Few working people have the time or energy to cook Indian cuisine perfectly at home.
"Most people work 9 to 5, and around here that's more like 9 to 8," said Manish, a software engineering consultant who handles Lazeez's finances and website.
"If I'm given a choice I would always have Indian food, but it takes a long time to cook and it's not worth it," said Ashish Sharma, an Indian native who has lived in the United States for six years. He works long hours and, because he's single, finds no reason to put much time into his meals.
He has been a regular Lazeez customer for about two months, and every Friday and Monday he gets a delivery of three lunches and three dinners. Each delivery comes with six or seven neatly packed black plastic containers with plastic covers.
"Indian food can get oily and spicy, and it's not like that," said Sharma, a software development consultant for Microsoft Inc. "They have a very big menu, and it's cheap as well. They're quite economical."
Economics are not the most important consideration for everyone.
"I would not compromise on what my kids would eat with us," said Cupertino resident Naresh Gupta, who knows Goel and tried out the food at her house with his 14- and 15-year-old children.
"The kids like it, and it's very close to what we'd want to eat at home," he said. His father, who lives with them, wants to eat Indian food, but his children often want unhealthy food, he said.
Lazeez has become a compromise the family can agree on.
Also, since the whole family is vegetarian, they appreciate that Lazeez offers a wide spectrum of options so they do not get bored, said Gupta.

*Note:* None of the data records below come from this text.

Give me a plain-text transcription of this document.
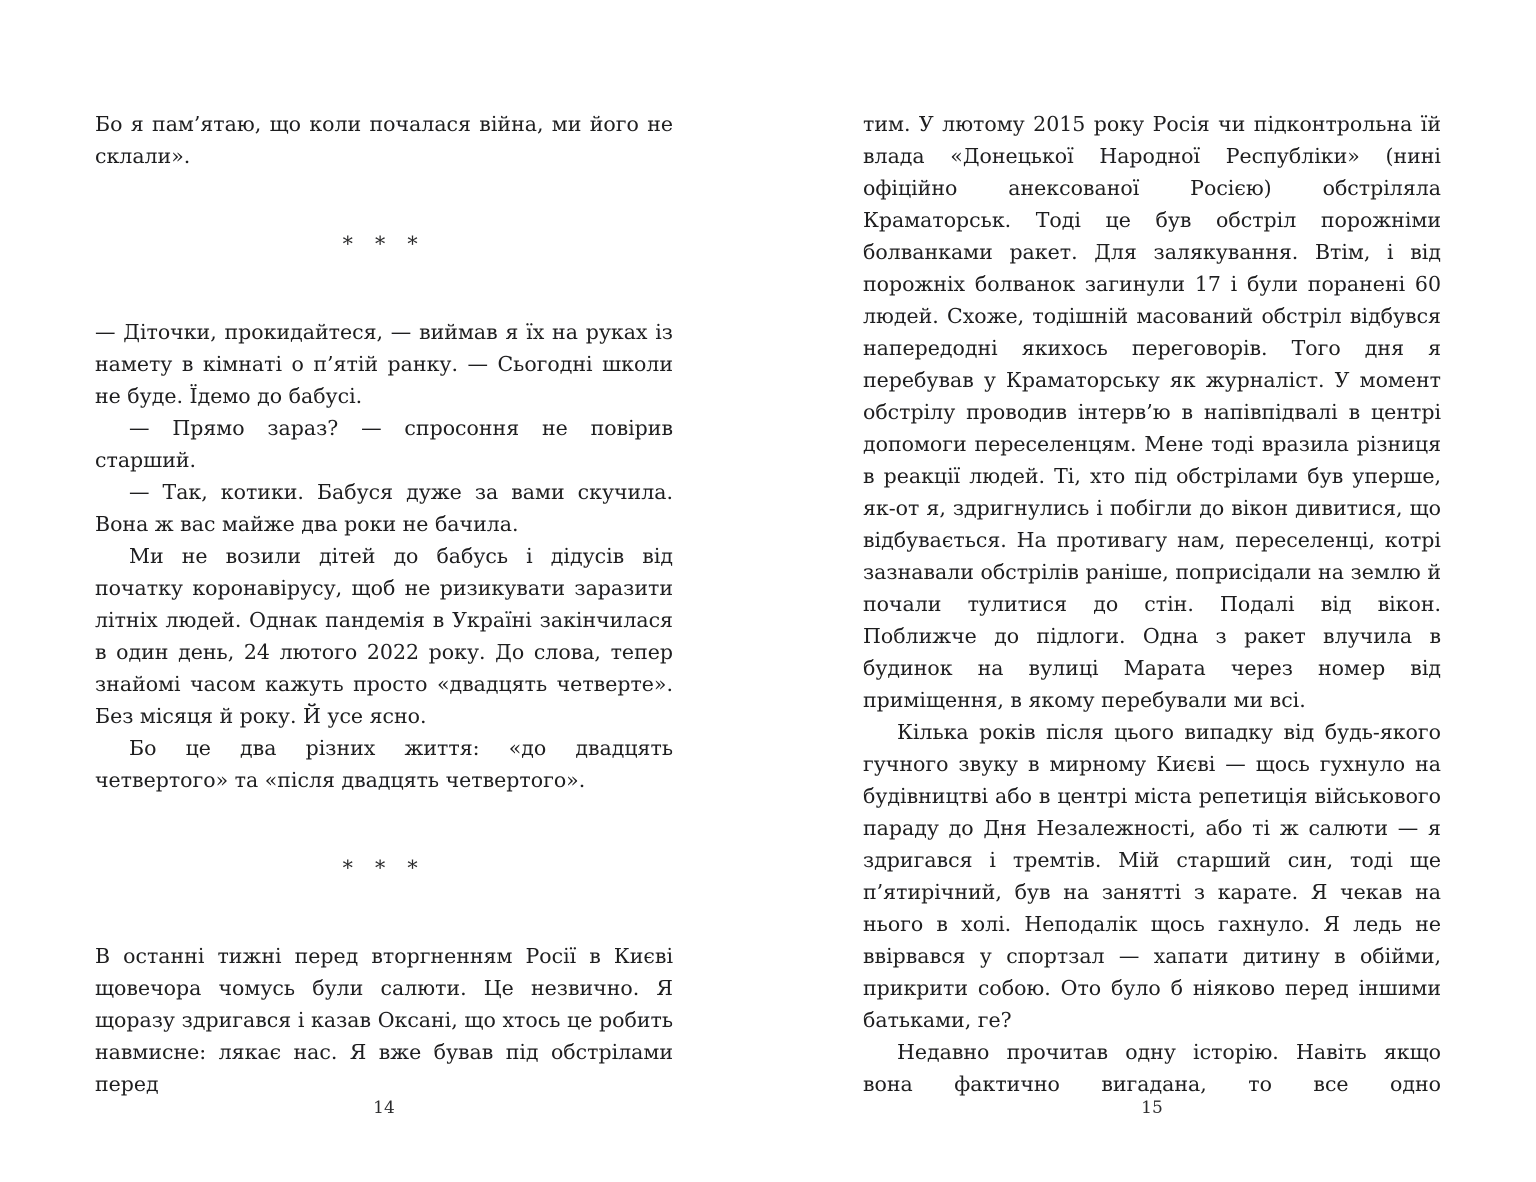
Бо я пам’ятаю, що коли почалася війна, ми його не склали».

* * *

— Діточки, прокидайтеся, — виймав я їх на руках із намету в кімнаті о п’ятій ранку. — Сьогодні школи не буде. Їдемо до бабусі.

— Прямо зараз? — спросоння не повірив старший.

— Так, котики. Бабуся дуже за вами скучила. Вона ж вас майже два роки не бачила.

Ми не возили дітей до бабусь і дідусів від початку коронавірусу, щоб не ризикувати заразити літніх людей. Однак пандемія в Україні закінчилася в один день, 24 лютого 2022 року. До слова, тепер знайомі часом кажуть просто «двадцять четверте». Без місяця й року. Й усе ясно.

Бо це два різних життя: «до двадцять четвертого» та «після двадцять четвертого».

* * *

В останні тижні перед вторгненням Росії в Києві щовечора чомусь були салюти. Це незвично. Я щоразу здригався і казав Оксані, що хтось це робить навмисне: лякає нас. Я вже бував під обстрілами перед

14

тим. У лютому 2015 року Росія чи підконтрольна їй влада «Донецької Народної Республіки» (нині офіційно анексованої Росією) обстріляла Краматорськ. Тоді це був обстріл порожніми болванками ракет. Для залякування. Втім, і від порожніх болванок загинули 17 і були поранені 60 людей. Схоже, тодішній масований обстріл відбувся напередодні якихось переговорів. Того дня я перебував у Краматорську як журналіст. У момент обстрілу проводив інтерв’ю в напівпідвалі в центрі допомоги переселенцям. Мене тоді вразила різниця в реакції людей. Ті, хто під обстрілами був уперше, як-от я, здригнулись і побігли до вікон дивитися, що відбувається. На противагу нам, переселенці, котрі зазнавали обстрілів раніше, поприсідали на землю й почали тулитися до стін. Подалі від вікон. Поближче до підлоги. Одна з ракет влучила в будинок на вулиці Марата через номер від приміщення, в якому перебували ми всі.

Кілька років після цього випадку від будь-якого гучного звуку в мирному Києві — щось гухнуло на будівництві або в центрі міста репетиція військового параду до Дня Незалежності, або ті ж салюти — я здригався і тремтів. Мій старший син, тоді ще п’ятирічний, був на занятті з карате. Я чекав на нього в холі. Неподалік щось гахнуло. Я ледь не ввірвався у спортзал — хапати дитину в обійми, прикрити собою. Ото було б ніяково перед іншими батьками, ге?

Недавно прочитав одну історію. Навіть якщо вона фактично вигадана, то все одно

15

Most of the vegetarian dishes are vegan, said Goel.
Their clients include a lot of Hindu Indians, many of whom maintain vegetarian traditions because their religion holds that all life is precious, said Manish. A couple are Muslims who have trouble finding meats in the United States that are butchered according to Islamic law.

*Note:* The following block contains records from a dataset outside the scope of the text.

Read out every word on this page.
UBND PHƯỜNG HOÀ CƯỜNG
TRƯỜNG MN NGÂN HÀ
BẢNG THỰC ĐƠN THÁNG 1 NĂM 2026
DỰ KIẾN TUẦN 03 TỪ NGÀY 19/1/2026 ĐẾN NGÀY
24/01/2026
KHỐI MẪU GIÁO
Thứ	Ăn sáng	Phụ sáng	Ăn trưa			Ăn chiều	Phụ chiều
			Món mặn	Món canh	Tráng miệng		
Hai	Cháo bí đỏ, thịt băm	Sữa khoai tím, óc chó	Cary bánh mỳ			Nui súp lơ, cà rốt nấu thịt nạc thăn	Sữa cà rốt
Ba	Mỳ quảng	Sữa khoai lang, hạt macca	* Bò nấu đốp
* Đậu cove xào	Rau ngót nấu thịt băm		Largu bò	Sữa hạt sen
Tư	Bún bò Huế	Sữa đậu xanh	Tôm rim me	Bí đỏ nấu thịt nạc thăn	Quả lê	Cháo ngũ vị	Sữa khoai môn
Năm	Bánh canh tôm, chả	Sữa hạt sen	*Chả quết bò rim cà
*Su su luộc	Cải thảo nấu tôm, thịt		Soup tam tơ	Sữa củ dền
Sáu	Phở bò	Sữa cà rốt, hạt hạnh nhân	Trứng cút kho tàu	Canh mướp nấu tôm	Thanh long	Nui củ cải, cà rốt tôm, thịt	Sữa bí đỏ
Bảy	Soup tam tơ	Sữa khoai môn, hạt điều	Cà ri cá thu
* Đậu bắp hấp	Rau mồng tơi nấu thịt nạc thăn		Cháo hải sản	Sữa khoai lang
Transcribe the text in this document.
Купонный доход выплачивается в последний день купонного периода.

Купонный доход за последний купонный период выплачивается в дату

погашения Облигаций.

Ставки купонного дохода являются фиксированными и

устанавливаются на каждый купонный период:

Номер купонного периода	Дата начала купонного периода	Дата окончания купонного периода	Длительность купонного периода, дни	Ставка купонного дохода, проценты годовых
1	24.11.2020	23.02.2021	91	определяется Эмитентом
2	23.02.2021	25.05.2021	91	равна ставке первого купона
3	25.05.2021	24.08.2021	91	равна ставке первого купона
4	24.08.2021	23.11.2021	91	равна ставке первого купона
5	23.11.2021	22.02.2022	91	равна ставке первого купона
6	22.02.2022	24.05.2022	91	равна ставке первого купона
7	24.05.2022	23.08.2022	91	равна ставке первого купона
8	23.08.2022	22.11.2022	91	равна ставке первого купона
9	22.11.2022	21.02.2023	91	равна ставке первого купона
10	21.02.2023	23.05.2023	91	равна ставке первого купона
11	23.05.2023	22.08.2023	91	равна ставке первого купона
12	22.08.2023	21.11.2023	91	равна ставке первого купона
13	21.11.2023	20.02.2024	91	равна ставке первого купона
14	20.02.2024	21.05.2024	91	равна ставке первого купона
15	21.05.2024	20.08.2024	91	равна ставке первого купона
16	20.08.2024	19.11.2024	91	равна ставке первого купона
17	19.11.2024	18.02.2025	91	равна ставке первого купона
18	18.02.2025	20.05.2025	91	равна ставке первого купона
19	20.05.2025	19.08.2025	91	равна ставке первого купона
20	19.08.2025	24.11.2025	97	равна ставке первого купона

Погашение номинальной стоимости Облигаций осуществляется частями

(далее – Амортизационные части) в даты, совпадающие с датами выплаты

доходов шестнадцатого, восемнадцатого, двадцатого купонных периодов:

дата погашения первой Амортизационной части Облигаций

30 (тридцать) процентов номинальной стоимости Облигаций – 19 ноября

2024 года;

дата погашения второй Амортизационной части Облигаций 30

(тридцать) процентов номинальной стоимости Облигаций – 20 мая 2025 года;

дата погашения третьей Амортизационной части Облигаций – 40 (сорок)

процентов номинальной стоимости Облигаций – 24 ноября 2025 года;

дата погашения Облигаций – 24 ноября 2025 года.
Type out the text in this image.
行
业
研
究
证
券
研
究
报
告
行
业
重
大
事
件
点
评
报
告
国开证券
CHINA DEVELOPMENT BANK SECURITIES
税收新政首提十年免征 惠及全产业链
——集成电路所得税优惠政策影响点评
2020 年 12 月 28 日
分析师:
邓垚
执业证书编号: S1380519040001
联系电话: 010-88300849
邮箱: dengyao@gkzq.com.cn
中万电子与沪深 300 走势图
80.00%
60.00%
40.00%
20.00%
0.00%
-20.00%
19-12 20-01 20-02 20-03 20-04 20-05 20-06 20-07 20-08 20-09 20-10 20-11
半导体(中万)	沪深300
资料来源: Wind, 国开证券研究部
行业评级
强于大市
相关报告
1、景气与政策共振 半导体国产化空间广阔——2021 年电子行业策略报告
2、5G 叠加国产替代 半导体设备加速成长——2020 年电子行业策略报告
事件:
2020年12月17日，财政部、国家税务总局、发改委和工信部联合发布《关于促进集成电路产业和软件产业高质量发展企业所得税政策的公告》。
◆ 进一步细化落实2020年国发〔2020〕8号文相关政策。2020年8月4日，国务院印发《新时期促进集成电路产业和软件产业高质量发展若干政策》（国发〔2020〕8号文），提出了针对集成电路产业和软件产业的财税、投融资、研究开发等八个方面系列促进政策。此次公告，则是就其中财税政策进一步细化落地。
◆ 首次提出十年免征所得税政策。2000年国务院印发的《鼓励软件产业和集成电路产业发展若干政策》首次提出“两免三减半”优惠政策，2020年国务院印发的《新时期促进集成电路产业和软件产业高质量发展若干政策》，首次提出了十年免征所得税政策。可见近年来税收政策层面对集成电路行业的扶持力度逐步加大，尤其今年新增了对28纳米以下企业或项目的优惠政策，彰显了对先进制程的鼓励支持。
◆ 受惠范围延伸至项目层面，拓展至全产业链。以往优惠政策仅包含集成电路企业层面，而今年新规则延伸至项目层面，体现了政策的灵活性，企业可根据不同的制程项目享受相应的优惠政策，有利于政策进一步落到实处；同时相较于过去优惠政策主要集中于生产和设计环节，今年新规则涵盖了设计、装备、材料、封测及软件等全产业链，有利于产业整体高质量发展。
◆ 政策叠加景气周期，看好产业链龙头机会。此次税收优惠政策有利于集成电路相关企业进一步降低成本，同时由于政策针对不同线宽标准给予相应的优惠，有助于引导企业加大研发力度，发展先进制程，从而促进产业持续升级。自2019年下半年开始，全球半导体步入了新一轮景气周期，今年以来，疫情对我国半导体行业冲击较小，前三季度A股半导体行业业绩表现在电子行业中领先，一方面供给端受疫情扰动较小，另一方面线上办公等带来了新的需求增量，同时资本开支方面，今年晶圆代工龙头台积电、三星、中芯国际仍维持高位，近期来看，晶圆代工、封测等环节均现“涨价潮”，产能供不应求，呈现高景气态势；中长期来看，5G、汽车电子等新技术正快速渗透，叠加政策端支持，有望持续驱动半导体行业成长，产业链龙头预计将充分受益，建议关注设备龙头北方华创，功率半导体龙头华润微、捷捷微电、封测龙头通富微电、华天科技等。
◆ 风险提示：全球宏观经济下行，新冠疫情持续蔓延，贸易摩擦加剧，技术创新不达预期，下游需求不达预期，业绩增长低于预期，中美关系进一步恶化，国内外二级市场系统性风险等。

Goel switches up the menu frequently and is constantly experimenting to bring more variety and create new vegan and vegetarian options.
A very common Indian dinner that Lazeez customers can order is dal hariyali, a lentil soup with spinach and a special blend of spices that is typically served with a vegetable side dish and flatbread. An entrée package that will feed three to four people costs $10, and Manish recommends topping it off with water or a smoothie-like mango lassi.
In March and April, Lazeez Dinners will donate 10 percent of its gross sales to the Cops Care Cancer Foundation, a group founded by San Jose police officers that provides financial help to the families of children affected by cancer. Lazeez will also give a 10 percent discount to anyone who donates $100 or more directly to Cops Care. Goel said cancer support is a cause very close to her heart. To donate or learn more, visit www.copscarecancerfoundation.org or call 408.699.2273.
Orders need to be placed 24 hours in advance. To order or learn more, call 408.655.8701, email orders@lazeezdinners.com or visit www.lazeezdinners.com.
Some Indian cuisine defined:
Curry--for Indians, this is a sauce with a precise mixture of spices and seasonings. Meat, vegetables or seafood are added.
Dal--soup from legumes, usually lentils, of which there are many varieties. It is a good source of vegetarian protein.
Korma--rich creamy sauce with a blend of spices, traditionally a mincemeat dish, but often served vegetarian.
Lassi--yogurt and water smoothie that can be served sweet or salty, often made with fruit like mangoes.
Masala--unique blends of ground spices, herbs and seasoning. It can be mixed with water, yogurt or milk for a sauce. The dry mix, garam masala, is commonly known in English as curry powder.
Naan--soft wheat flour bread made in the tandoor oven, commonly served in restaurants.
Paneer--Indian cottage cheese, absorbs whatever flavors it's cooked in.
Paratha--whole-wheat unleavened flatbread, sometimes stuffed with meat or vegetables.
Raita--a salty yogurt side dish with vegetables.
Roti--the name means "bread" in Hindi. It is an Indian's everyday tortilla-like unleavened bread.
Tandoori--refers to marinated meat and bread cooked in a clay oven, or the tandoor oven itself.